Le Grand collisionneur de hadrons (LHC) a achevé avec succès sa période d’exploitation avec protons pour l’année 2015 : il a fourni l'équivalent d'environ 400 millions de millions (1012) de collisions proton-proton – soit 4 femtobarns inverses de données – aux expériences ATLAS et CMS. Les expériences LHCb et ALICE ont elles aussi récolté un grand nombre de données à des taux de collision plus faibles. Les ingénieurs du CERN préparent à présent l’accélérateur à des collisions d’ions plomb, en vue d’une exploitation pour la physique prévu fin novembre. Ces collisions permettront aux physiciens d’étudier le plasma de quarks et de gluons, un état de la matière qui aurait existé juste après le Big Bang.
« La performance de l’accélérateur a été bonne vu le défi qu’a représenté le passage à 13 téraélectronvolts (TeV), sa nouvelle énergie de collision, indique Mike Lamont, du groupe Opérations. Nous exploitons actuellement le LHC avec 2244 paquets de protons, espacés de 25 nanosecondes, ce qui est un exploit en soi. »
Ce nouveau régime d’énergie a fait apparaître plusieurs difficultés, notamment un accroissement des effets liés aux nuages d’électrons à des intensités de faisceau élevées, et des particules de poussière en déplacement à l'intérieur du tube de faisceau à l’origine d’arrêts prématurés du faisceau. Pour faire face à ces problèmes, l’équipe d’opérateurs a procédé à une augmentation progressive de l’intensité du faisceau sur plusieurs semaines au moyen de petits nombres de paquets dans diverses configurations. Les collisions de protons à 13 TeV étant à présent bien maîtrisées, il est temps de passer aux collisions d'ions plomb.
« Le principal objectif de notre prochain arrêt technique est d’installer les calorimètres 0° pour CMS et ATLAS en préparation de l’exploitation avec ions plomb », explique Marzia Bernardini, du département Ingénierie du CERN. Ces détecteurs, situés tout prêt de la ligne de faisceau, au niveau de deux points d’interaction de l’anneau du LHC, mesurent l’énergie de particules neutres issues des collisions. Ces mesures aident les physiciens à comprendre l’étendue de la surface de collision lors d’interactions plomb-plomb.

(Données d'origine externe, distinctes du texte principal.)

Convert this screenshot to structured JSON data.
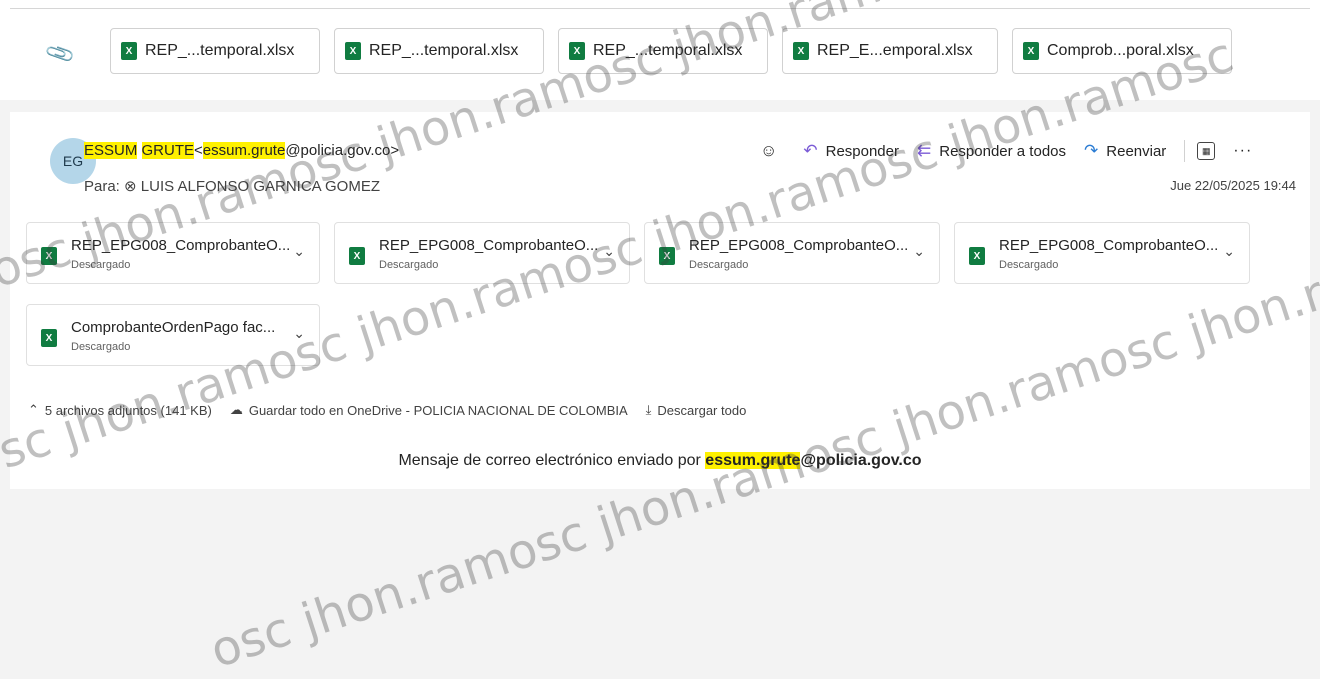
{
  "top_attachments": [
    {
      "label": "REP_...temporal.xlsx"
    },
    {
      "label": "REP_...temporal.xlsx"
    },
    {
      "label": "REP_...temporal.xlsx"
    },
    {
      "label": "REP_E...emporal.xlsx"
    },
    {
      "label": "Comprob...poral.xlsx"
    }
  ],
  "message": {
    "avatar_initials": "EG",
    "sender_name_part1": "ESSUM",
    "sender_name_part2": "GRUTE",
    "sender_email_user": "essum.grute",
    "sender_email_domain": "@policia.gov.co>",
    "to_label": "Para:",
    "to_recipient": "LUIS ALFONSO GARNICA GOMEZ",
    "date": "Jue 22/05/2025 19:44",
    "actions": {
      "reply": "Responder",
      "reply_all": "Responder a todos",
      "forward": "Reenviar"
    },
    "attachments": [
      {
        "name": "REP_EPG008_ComprobanteO...",
        "status": "Descargado"
      },
      {
        "name": "REP_EPG008_ComprobanteO...",
        "status": "Descargado"
      },
      {
        "name": "REP_EPG008_ComprobanteO...",
        "status": "Descargado"
      },
      {
        "name": "REP_EPG008_ComprobanteO...",
        "status": "Descargado"
      },
      {
        "name": "ComprobanteOrdenPago fac...",
        "status": "Descargado"
      }
    ],
    "footer": {
      "count": "5 archivos adjuntos (141 KB)",
      "save_onedrive": "Guardar todo en OneDrive - POLICIA NACIONAL DE COLOMBIA",
      "download_all": "Descargar todo"
    },
    "sent_prefix": "Mensaje de correo electrónico enviado por",
    "sent_user": "essum.grute",
    "sent_domain": "@policia.gov.co"
  },
  "watermark": "osc jhon.ramosc jhon.ramosc jhon.ramosc jhon.ramosc"
}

ALICE, l’une des sept expériences présentes sur l’anneau du LHC, possède un détecteur de 10 000 tonnes spécialisé dans l’étude de ces collisions plomb-plomb, dans lesquelles les centaines de protons et de neutrons présents dans les noyaux en collision se percutent à des énergies supérieures à plusieurs millions de millions d’électronvolts. Une minuscule boule de feu se forme alors, dans laquelle tout « fond » pour former un plasma de quarks et de gluons.
« Ce nouveau régime d'énergie est bien sûr très intéressant pour ALICE, souligne Paolo Giubellino, porte-parole d’ALICE. Lors de cette exploitation, nous obtiendrons une quantité de données bien plus élevée et nous disposerons d'un détecteur sensiblement amélioré depuis la première exploitation du LHC. Nous avons donc un meilleur instrument permettant une précision beaucoup plus grande, et ce à des températures encore plus élevées que lors de la première exploitation ! »
Mais ALICE n’est pas la seule collaboration à être intéressée par les ions plomb. « À CMS, une équipe nombreuse étudie les données ; ATLAS est également très intéressée, » précise Mike Lamont. Après sa participation à l’exploitation proton-plomb de 2013, LHCb collectera elle aussi des données de collisions plomb-plomb, preuve d’un enthousiasme grandissant pour l’étude de ces collisions à la nouvelle énergie atteinte au LHC.